I think we should make a distinction between "AI" and "AGI" here. Human intelligence consists of a number of disparate faculties -- spatial reasoning, sensory perception, social perception, analogical reasoning, metacognition etc. -- which are orchestrated by consciousness and executive function.
Natural intelligence is like a massive toolbox of cognitive capabilities useful for survival that evolution has assembled over the six hundred million years since neurons evolved. The upshot is you can reason your way to the conclusion that you can remove the blue block from underneath the red block without disturbing the red block, but then metacognition uses *other* mental faculties will overrule this faulty conclusion. Right there you have one big gap between something like an LLM and natural intelligence (or AGI). LLMs have just one string to their bow, so they can't tell whether they're "hallucinating" because detecting that requires a different paradigm. The narrow cognitive capabilities of generative AI means it requires and engaged human operator to use safely.

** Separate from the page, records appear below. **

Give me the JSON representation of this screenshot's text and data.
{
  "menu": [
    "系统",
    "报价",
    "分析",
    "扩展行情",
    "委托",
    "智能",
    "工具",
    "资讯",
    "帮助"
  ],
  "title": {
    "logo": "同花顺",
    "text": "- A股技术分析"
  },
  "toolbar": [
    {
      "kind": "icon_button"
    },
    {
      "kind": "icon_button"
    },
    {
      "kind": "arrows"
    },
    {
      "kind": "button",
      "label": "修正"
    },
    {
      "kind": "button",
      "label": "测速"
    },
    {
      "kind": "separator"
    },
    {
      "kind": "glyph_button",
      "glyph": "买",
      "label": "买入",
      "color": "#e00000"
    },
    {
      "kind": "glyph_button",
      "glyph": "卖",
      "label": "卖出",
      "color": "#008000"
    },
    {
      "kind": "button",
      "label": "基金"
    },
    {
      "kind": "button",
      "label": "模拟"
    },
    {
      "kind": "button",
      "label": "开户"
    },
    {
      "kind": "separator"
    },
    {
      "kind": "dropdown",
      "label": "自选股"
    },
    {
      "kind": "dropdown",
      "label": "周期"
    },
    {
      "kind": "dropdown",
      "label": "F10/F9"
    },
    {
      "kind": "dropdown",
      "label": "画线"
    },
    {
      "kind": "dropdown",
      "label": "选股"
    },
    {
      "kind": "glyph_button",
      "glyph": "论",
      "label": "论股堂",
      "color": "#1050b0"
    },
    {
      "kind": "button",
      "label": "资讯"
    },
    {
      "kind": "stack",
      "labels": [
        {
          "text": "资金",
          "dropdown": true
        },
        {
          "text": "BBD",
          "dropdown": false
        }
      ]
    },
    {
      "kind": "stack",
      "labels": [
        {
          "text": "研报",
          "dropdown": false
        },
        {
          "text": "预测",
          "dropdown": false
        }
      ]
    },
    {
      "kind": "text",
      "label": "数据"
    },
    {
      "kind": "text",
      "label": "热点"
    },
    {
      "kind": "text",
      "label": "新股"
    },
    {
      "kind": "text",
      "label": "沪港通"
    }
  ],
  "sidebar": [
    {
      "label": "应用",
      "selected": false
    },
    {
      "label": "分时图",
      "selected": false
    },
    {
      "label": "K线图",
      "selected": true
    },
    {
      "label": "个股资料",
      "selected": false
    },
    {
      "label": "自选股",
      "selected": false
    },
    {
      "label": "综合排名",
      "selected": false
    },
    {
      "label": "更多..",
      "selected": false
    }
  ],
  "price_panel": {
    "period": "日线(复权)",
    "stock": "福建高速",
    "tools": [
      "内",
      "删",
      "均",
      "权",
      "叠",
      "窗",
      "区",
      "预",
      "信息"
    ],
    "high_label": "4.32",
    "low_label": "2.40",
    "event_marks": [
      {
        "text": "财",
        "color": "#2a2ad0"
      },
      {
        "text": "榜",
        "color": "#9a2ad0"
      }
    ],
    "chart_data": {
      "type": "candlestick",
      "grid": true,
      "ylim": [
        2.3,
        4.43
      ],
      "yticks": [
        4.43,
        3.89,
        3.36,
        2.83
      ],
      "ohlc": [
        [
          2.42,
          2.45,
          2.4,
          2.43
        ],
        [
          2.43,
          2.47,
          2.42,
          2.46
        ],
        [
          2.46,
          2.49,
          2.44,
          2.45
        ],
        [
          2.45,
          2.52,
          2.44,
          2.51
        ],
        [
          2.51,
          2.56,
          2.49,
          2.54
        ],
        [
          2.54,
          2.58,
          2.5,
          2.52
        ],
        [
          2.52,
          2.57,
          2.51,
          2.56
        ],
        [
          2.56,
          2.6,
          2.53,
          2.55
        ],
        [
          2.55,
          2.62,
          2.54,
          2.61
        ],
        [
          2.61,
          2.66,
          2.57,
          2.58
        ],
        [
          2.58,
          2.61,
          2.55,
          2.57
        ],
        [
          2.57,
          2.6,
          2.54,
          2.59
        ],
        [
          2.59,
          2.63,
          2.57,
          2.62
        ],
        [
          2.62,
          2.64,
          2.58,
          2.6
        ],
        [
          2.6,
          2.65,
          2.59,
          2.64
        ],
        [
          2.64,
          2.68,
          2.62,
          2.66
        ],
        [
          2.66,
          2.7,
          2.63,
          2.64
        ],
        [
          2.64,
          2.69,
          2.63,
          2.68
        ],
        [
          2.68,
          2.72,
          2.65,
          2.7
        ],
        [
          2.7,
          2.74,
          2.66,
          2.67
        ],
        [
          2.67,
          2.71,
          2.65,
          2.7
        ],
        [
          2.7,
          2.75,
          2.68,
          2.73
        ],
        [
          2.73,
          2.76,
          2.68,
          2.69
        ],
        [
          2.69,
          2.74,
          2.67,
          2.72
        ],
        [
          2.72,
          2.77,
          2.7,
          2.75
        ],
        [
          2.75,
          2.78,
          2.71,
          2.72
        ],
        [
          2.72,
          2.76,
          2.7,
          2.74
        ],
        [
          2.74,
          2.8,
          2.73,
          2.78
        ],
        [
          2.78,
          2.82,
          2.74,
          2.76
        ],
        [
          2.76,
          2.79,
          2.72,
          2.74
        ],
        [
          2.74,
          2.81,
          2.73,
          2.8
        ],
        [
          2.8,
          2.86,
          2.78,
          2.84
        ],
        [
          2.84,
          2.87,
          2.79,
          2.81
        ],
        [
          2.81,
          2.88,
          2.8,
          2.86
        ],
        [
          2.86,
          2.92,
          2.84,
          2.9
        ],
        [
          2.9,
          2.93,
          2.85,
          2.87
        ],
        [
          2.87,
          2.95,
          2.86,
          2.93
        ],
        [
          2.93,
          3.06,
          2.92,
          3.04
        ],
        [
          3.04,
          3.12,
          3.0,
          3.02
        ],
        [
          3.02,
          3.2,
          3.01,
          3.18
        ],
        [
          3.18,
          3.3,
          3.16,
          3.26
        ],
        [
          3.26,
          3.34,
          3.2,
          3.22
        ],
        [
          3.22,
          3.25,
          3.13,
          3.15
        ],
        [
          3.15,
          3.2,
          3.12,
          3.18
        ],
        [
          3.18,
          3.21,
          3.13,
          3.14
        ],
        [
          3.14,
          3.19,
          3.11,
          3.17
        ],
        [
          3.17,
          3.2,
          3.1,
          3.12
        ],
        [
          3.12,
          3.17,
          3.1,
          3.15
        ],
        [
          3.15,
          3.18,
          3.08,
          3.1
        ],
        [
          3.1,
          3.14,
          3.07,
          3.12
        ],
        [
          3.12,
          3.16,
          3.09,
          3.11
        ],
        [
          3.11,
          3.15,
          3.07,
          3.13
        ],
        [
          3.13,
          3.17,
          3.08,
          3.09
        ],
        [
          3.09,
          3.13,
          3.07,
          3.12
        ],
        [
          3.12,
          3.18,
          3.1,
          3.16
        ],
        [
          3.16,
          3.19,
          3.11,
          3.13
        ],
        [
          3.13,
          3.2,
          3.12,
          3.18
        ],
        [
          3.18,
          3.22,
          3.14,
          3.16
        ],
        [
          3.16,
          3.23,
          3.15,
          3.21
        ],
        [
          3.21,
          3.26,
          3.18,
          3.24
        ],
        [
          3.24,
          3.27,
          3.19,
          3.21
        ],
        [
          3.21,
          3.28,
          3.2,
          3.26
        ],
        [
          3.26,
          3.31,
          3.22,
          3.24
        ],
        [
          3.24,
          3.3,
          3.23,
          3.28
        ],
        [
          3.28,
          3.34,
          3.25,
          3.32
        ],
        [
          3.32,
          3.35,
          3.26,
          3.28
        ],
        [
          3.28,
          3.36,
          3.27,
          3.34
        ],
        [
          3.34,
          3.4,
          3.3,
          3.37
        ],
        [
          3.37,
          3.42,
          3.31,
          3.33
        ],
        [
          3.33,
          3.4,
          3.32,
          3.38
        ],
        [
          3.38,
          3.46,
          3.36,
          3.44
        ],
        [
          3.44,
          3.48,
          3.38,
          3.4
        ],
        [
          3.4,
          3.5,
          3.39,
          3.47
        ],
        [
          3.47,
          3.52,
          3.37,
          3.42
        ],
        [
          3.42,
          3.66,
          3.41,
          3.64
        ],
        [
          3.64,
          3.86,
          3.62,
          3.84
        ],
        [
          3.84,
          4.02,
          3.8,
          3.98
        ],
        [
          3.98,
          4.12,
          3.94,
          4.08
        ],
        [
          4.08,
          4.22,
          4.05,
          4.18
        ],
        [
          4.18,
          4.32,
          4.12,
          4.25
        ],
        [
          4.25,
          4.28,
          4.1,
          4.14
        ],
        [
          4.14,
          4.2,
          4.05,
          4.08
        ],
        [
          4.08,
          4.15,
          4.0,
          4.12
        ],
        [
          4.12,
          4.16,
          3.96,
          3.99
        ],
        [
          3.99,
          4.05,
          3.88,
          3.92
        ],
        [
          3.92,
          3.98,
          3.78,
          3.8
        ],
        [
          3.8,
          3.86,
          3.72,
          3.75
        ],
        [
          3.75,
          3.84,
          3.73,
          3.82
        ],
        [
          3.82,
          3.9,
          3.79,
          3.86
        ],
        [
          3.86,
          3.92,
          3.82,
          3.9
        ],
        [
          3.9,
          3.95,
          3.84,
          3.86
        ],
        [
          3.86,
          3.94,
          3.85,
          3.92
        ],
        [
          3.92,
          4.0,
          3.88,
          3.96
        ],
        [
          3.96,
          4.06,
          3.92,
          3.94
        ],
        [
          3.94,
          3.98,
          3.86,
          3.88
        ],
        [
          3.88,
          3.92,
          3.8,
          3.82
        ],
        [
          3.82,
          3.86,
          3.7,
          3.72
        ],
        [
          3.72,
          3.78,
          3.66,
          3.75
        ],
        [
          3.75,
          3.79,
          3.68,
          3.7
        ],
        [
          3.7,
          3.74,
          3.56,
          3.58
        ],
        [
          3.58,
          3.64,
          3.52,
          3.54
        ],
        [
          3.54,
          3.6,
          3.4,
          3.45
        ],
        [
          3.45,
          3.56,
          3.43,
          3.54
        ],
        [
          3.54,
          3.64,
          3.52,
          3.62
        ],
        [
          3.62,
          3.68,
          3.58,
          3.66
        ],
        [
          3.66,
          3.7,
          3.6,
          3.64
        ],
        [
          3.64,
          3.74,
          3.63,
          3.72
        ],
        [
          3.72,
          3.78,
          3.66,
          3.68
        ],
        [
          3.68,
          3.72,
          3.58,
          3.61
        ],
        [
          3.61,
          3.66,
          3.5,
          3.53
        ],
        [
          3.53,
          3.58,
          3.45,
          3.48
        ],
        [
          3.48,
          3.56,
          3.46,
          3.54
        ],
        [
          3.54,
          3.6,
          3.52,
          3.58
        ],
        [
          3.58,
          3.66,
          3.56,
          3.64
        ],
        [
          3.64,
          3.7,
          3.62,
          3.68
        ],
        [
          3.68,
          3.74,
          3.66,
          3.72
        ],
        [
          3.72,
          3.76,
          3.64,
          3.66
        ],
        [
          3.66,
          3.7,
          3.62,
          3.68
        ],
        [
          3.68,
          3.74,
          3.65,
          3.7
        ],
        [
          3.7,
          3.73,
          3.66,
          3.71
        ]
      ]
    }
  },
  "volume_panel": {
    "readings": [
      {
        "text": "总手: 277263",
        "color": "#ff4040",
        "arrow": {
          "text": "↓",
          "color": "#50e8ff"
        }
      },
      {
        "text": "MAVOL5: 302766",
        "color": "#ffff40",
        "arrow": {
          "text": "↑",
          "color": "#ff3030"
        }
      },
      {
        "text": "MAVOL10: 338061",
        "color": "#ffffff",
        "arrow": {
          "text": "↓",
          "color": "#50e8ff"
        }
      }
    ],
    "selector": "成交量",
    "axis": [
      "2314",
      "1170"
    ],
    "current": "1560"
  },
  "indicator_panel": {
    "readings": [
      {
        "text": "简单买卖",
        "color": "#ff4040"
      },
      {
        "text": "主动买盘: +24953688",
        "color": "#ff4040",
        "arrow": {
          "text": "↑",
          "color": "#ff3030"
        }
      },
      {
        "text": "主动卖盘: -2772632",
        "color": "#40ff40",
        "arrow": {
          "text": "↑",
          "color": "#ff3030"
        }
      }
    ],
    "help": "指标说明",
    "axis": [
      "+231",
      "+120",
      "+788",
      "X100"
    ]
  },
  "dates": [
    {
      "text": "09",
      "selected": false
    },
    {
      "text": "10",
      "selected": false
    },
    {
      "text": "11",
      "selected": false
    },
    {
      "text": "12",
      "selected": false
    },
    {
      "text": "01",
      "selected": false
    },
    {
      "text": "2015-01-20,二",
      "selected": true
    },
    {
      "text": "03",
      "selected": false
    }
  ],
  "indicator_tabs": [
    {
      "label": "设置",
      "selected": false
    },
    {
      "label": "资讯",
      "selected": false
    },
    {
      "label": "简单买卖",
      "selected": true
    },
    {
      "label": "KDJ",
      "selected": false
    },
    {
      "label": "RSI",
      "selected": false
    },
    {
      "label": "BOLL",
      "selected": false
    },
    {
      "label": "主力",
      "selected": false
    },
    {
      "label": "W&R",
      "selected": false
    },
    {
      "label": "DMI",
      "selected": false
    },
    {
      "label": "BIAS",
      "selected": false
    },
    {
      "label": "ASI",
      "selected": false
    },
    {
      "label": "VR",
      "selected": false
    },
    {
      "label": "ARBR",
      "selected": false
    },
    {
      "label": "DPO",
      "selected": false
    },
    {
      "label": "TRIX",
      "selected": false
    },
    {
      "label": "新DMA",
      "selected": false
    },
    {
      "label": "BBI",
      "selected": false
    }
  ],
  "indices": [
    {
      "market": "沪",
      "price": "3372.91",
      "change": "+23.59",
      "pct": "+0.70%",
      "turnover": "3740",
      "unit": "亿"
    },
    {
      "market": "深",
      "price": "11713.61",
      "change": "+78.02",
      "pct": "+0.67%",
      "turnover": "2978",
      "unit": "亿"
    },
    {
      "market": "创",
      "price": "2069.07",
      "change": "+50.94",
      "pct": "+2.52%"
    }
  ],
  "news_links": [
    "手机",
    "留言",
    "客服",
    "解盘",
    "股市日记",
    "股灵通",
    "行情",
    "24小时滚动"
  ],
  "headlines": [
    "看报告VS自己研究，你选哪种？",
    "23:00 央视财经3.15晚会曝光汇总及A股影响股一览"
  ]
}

For many decades now I've heard AI advocates claim that the best way to study natural intelligence is to try to reproduce it. I always thought that was baloney: the best way to study natural intelligence is to examine and experiment with animals that possess it. What AI researchers try to do is to write programs which perform tasks that previously could only be done by humans. That's why when any AI technique starts to work, it's not AI anymore. But these tasks are so restricted, and the approach taken is so uniformed by actual psychological research, that I doubt that these limited successes tell us anything about natural intelligence.
Until, maybe, now. Now that AI has reached a point of unprecedented impressiveness, I think it teaches us that reductive approach to AI we've been taking won't generate systems that can be trusted without human oversight. That doesn't mean these systems aren't "AI" by the field's own Turing test.